L’OPTIQUE DU POUVOIR

par | BLE, Démocratie, MARS 2012, Politique

On connaît la généralisation politique que Michel Foucault a proposée du Panoptique, ce dispositif de surveillance des prisons inventé par le philosophe utilitariste Jeremy Bentham. Son principe repose avant tout sur l’architecture. Celle-ci se compose d’un anneau périphérique où se trouvent les cellules et d’une tour centrale d’où les gardiens peuvent voir sans être vus les faits et gestes de chacun des prisonniers. C’est là l’effet majeur du Panoptique : les détenus se sentent vus, surveillés en permanence, sans qu’il y ait forcément quelqu’un au poste de contrôle. N’étant jamais certain d’être à l’abri du regard, le prisonnier finit par se surveiller lui-même et adopter le comportement qu’on attend de lui.
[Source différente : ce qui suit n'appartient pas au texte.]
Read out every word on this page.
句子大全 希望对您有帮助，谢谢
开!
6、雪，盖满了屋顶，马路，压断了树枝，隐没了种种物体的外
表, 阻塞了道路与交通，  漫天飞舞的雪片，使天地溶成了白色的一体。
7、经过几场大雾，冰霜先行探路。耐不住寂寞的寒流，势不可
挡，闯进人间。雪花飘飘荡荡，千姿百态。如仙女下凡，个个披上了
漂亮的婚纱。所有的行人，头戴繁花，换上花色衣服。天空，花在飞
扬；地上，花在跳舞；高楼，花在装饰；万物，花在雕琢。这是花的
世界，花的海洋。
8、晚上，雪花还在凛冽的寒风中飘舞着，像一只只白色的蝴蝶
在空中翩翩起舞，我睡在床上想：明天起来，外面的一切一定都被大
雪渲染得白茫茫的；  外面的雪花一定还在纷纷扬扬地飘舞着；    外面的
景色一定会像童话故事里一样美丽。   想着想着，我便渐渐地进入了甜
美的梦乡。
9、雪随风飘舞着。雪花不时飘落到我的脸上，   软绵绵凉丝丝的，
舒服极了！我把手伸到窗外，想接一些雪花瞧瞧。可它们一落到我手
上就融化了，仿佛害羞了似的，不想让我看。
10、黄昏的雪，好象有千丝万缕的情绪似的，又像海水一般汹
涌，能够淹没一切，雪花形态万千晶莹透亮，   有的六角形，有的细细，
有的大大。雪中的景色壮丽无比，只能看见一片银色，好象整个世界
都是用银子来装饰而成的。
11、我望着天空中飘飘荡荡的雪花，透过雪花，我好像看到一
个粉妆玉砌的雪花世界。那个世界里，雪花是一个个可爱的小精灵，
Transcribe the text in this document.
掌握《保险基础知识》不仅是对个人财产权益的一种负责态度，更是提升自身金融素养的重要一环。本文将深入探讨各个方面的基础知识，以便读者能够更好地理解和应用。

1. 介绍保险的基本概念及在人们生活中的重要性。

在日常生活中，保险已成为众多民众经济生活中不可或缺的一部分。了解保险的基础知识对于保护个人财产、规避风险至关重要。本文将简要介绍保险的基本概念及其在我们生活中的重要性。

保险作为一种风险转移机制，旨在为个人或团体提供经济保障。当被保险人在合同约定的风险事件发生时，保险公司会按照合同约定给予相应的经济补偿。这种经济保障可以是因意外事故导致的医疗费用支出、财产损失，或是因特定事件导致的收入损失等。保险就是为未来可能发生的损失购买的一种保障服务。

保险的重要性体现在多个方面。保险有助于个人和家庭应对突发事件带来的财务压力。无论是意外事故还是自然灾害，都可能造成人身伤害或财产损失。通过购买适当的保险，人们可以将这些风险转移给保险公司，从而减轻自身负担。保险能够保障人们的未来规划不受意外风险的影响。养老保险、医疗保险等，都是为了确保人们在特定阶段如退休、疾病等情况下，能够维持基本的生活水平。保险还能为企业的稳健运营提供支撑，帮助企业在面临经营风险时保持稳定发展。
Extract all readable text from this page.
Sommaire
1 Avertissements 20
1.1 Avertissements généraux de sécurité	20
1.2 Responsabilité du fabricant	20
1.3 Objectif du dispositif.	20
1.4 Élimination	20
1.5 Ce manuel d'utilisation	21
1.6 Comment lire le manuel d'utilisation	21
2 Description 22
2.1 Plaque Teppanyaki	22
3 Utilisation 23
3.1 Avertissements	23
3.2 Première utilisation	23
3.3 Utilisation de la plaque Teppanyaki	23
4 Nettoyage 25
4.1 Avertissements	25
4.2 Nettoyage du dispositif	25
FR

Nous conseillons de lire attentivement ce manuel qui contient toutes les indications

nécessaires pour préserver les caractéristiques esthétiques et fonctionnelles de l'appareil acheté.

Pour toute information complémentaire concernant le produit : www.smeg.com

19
Foucault a vu dans ce dispositif le fonctionnement même du pouvoir moderne qu’il nomme pouvoir disciplinaire par opposition au pouvoir souverain de l’Ancien Régime. En tant que pratique consistant à surveiller discrètement, à recueillir des données sur les individus et à induire des conduites, la logique disciplinaire se retrouve à l’œuvre dans nombre d’institutions (école, caserne, monastère, asile, usine…) et de manière diffuse dans la vie sociale à l’air libre. Alors que ce nouveau pouvoir anonyme observe et individualise la population, le pouvoir souverain se personnalisait à outrance et s’affirmait par le spectacle de ses rituels et les fastes des cérémonies où tous n’avaient d’yeux que pour le prince. En bref, ce n’est plus le peuple qui regarde le pouvoir mais le pouvoir qui regarde le peuple.[1]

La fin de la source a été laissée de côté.